Stupid space policy  

A lot of people I like were thrilled at president Bush’s plan to send a manned spacecraft to Mars. I hope they’ll see the flip side of his policy now that the death knell has been sounded for the Hubble space telescope. The Hubble is real science being consigned to the scrapheap.

The persistence of paleo-politics 

Chris Lydon on the election:

“We begin to imagine three levels of politics in this final churn. The internet realm is where the self-organized Dean campaign has made a fresh and potentially historic force for 2004. But then there is the media zone that drives the polls, a media zone where Howard Dean has been hammered in debates and in the press for anger, gaffes, shrillness and other mostly invented sins. Third, under everything is a foundation of paleo-politics, the bonds of union hall, farm organizations, and the traditional democratic party forums we’ve been sampling. It’s the mix of these three layers of history and political technology that makes the mystery.”

Three kinds of writers 

Gene on Harry’s Place quotes the non pareil AJ Liebling:

  “There are three kinds of writers of news in our generation. In inverse order of worldly consideration, they are:
  1. The reporter, who writes what he sees.
  2. The interpretive reporter, who writes what he sees and what he construes to be its meaning.
  3. The expert, who writes what he construes to be the meaning of what he hasn’t seen.
  To combat an old human prejudice in favor of eyewitness testimony, which is losing ground even in our courts of law, the expert must intimate that he has access to some occult source or science not available to either reporter or reader. He is the Priest of Eleusis, the man with the big picture. Once his position is conceded, the expert can put on a better show than the reporter. All is manifest to him, since his conclusions are not limited by his powers of observation. Logistics, to borrow a word from the military species of the genus, favor him, since it is possible to not see many things at the same time. For example, a correspondent cannot cover a front and the Pentagon simultaneously. An expert can, and from an office in New York, at that.”

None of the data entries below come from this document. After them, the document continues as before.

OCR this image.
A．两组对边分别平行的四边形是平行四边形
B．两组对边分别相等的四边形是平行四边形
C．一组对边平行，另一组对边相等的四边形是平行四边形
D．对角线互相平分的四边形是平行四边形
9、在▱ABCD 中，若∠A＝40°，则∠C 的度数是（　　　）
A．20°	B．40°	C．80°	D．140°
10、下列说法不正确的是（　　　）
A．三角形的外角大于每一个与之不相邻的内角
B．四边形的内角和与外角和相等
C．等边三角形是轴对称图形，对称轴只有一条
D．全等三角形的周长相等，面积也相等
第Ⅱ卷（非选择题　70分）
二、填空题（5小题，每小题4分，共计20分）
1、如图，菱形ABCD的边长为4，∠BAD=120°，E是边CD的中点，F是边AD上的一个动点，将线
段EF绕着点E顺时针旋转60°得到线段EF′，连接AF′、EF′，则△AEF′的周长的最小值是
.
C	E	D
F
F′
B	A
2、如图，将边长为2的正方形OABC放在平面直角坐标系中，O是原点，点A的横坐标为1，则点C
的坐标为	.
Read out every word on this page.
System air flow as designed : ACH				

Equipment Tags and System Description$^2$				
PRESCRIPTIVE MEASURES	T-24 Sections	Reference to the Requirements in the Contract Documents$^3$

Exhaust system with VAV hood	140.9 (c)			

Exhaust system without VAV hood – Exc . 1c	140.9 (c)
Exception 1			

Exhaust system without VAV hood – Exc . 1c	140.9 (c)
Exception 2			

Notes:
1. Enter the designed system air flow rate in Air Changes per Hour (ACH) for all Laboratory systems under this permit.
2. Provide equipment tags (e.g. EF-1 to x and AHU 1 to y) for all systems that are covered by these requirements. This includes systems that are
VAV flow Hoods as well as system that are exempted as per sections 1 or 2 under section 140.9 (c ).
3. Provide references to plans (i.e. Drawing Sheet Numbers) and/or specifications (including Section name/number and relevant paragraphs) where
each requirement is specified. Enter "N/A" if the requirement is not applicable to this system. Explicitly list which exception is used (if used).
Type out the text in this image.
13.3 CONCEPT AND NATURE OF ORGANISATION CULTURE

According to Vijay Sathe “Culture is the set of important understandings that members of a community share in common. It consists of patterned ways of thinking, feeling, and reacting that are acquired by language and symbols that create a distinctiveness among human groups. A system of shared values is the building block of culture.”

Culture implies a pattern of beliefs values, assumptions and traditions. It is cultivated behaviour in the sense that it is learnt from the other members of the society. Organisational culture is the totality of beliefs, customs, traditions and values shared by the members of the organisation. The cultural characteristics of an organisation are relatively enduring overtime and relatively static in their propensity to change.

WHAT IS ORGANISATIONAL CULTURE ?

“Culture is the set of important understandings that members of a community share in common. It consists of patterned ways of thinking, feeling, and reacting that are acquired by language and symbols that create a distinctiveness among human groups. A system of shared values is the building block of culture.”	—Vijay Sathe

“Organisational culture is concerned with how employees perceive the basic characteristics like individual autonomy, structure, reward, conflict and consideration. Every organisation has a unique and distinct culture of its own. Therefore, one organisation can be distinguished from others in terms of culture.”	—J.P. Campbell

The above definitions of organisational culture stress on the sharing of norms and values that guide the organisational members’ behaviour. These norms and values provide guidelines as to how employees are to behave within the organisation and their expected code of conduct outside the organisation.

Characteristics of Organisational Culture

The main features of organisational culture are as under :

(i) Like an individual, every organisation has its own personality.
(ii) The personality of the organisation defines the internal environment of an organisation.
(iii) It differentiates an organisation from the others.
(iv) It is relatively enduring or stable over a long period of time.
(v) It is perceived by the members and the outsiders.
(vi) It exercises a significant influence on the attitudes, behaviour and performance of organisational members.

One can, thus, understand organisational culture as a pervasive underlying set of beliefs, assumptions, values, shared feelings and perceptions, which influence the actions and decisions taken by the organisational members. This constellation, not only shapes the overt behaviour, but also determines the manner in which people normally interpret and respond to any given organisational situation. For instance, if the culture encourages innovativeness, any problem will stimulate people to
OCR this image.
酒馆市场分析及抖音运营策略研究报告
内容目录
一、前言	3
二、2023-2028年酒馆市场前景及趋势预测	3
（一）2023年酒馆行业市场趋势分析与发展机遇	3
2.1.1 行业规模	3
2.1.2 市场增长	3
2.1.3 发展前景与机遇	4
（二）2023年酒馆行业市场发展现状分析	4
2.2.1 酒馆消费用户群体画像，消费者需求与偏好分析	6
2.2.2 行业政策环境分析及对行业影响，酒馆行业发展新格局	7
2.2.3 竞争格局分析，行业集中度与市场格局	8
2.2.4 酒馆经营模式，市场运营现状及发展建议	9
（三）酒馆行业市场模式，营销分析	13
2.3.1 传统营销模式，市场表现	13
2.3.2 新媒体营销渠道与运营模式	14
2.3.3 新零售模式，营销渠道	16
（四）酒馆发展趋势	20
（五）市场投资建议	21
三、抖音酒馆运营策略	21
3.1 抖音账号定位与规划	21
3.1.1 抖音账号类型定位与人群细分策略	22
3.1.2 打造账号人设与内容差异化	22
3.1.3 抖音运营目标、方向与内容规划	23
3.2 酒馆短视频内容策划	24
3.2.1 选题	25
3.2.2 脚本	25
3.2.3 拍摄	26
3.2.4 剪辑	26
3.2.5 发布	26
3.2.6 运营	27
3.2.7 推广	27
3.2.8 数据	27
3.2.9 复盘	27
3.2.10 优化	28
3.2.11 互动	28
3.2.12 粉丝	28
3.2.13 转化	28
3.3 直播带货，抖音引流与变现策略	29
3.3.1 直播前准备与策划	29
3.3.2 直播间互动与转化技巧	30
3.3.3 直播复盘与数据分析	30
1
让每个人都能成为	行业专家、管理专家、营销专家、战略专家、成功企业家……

I am a huge Liebling fan. About ten years ago I was on holiday on Nantucket. My wife and I were in a bookstore and I came across a reissue of one of Liebling’s books. I exclaimed about it, saying, “He’s the greatest journalist of all time.” A man in the store overhead me and said, rather petulantly I thought, “Who’s the greatest journalist of all time?” “AJ Liebling,” I replied. “Oh. You’re right,” he said.